Professor, Department of Medicine, Harvard Medical School

Associate Physician, Medicine, Beth Israel Deaconess Medical Center

Contact Info

Kun Ping Lu
Beth Israel Deaconess Medical Center
77 Avenue Louis Pasteur
Boston, MA, 02115
Mailstop: NRB 1030K
Phone: 617-667-4143
Fax: 617-667-0610
klu@bidmc.harvard.edu

Assistant

Not Available.

DF/HCC Program Affiliation

Breast Cancer

Research Abstract

The laboratory is interested in elucidating molecular mechanisms of the cell cycle and telomere maintenance, as well as in determining how aberrations in these mechanisms leads to cancer and Alzheimer's disease. Phosphorylation of proteins on serines or threonines preceding a proline (pSer/Thr-Pro) is a major regulatory mechanism and its deregulation can lead to cancer and Alzheimer’s disease (AD). Although Ser/Thr phosphorylation is proposed to regulate protein function by inducing conformational changes, little is known about the conformational changes and their significance. Our identification of the peptidyl-prolyl isomerase (PPIase) Pin1 that specifically isomerizes only pSer/Thr-Pro bonds in certain proteins led us to identify a new signaling mechanism, whereby prolyl isomerization catalytically induces conformational changes after phosphorylation to regulate their function. Pin1 function is normally tightly regulated and its overexpression plays a pivotal role during oncogenesis. Furthermore, inhibition of Pin1 suppresses cell transformation in vitro and deletion of Pin1 in mice prevents oncogenesis induced by other oncogenes such as Ras, or Neu. Interestingly, Pin1 expression inversely correlates with the predicted neuronal vulnerability and actual neurofibrillary degeneration in AD. Moreover, Pin1 is the first gene whose knockout in mice causes progressive age-dependent neurodegeneration and tauopathies. These results open a new idea for understanding the pathogenesis of cancer and Alzheimer's disease and designing their therapies.

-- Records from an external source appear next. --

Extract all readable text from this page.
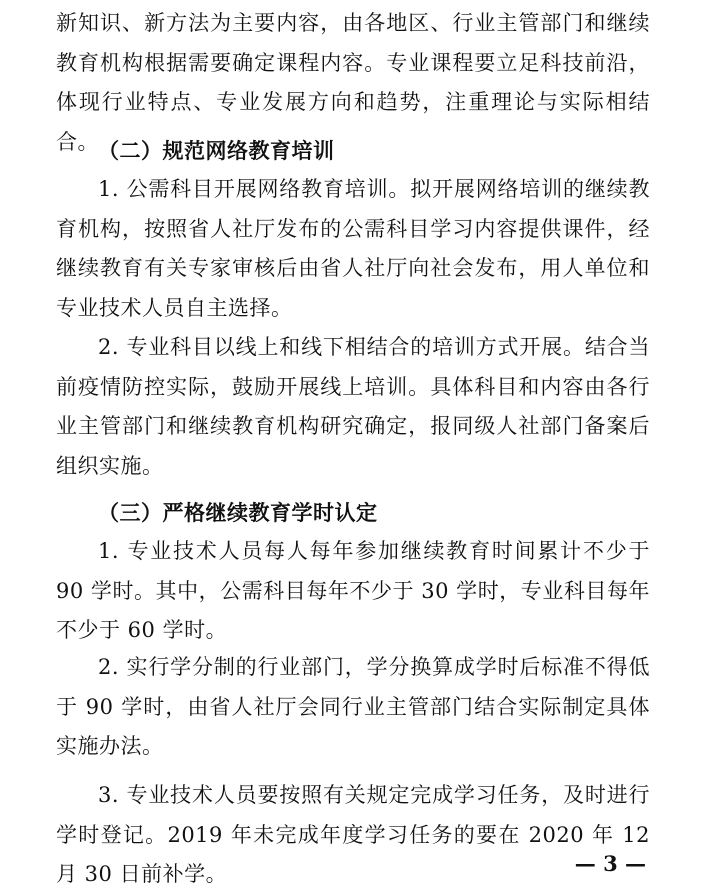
新知识、新方法为主要内容，由各地区、行业主管部门和继续教育机构根据需要确定课程内容。专业课程要立足科技前沿，体现行业特点、专业发展方向和趋势，注重理论与实际相结合。 （二）规范网络教育培训

1. 公需科目开展网络教育培训。拟开展网络培训的继续教育机构，按照省人社厅发布的公需科目学习内容提供课件，经继续教育有关专家审核后由省人社厅向社会发布，用人单位和专业技术人员自主选择。

2. 专业科目以线上和线下相结合的培训方式开展。结合当前疫情防控实际，鼓励开展线上培训。具体科目和内容由各行业主管部门和继续教育机构研究确定，报同级人社部门备案后组织实施。

（三）严格继续教育学时认定

1. 专业技术人员每人每年参加继续教育时间累计不少于 90 学时。其中，公需科目每年不少于 30 学时，专业科目每年不少于 60 学时。

2. 实行学分制的行业部门，学分换算成学时后标准不得低于 90 学时，由省人社厅会同行业主管部门结合实际制定具体实施办法。

3. 专业技术人员要按照有关规定完成学习任务，及时进行学时登记。2019 年未完成年度学习任务的要在 2020 年 12 月 30 日前补学。	— 3 —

Telomeres are critical for maintaining genomic stability and allowing cells escaping from crisis, and their deregulation has been implicated in cancer and premature aging. We have identified the telomeric protein Pin2/TRF1 and its interacting proteins, PinX1-4. PinX1 is the first endogenous telomerase catalytic inhibitor and is a putative tumor suppressor. These studies should yield new insights into telomere maintenance, cell growth control and oncogenesis, and may lead to the development of new anticancer therapy.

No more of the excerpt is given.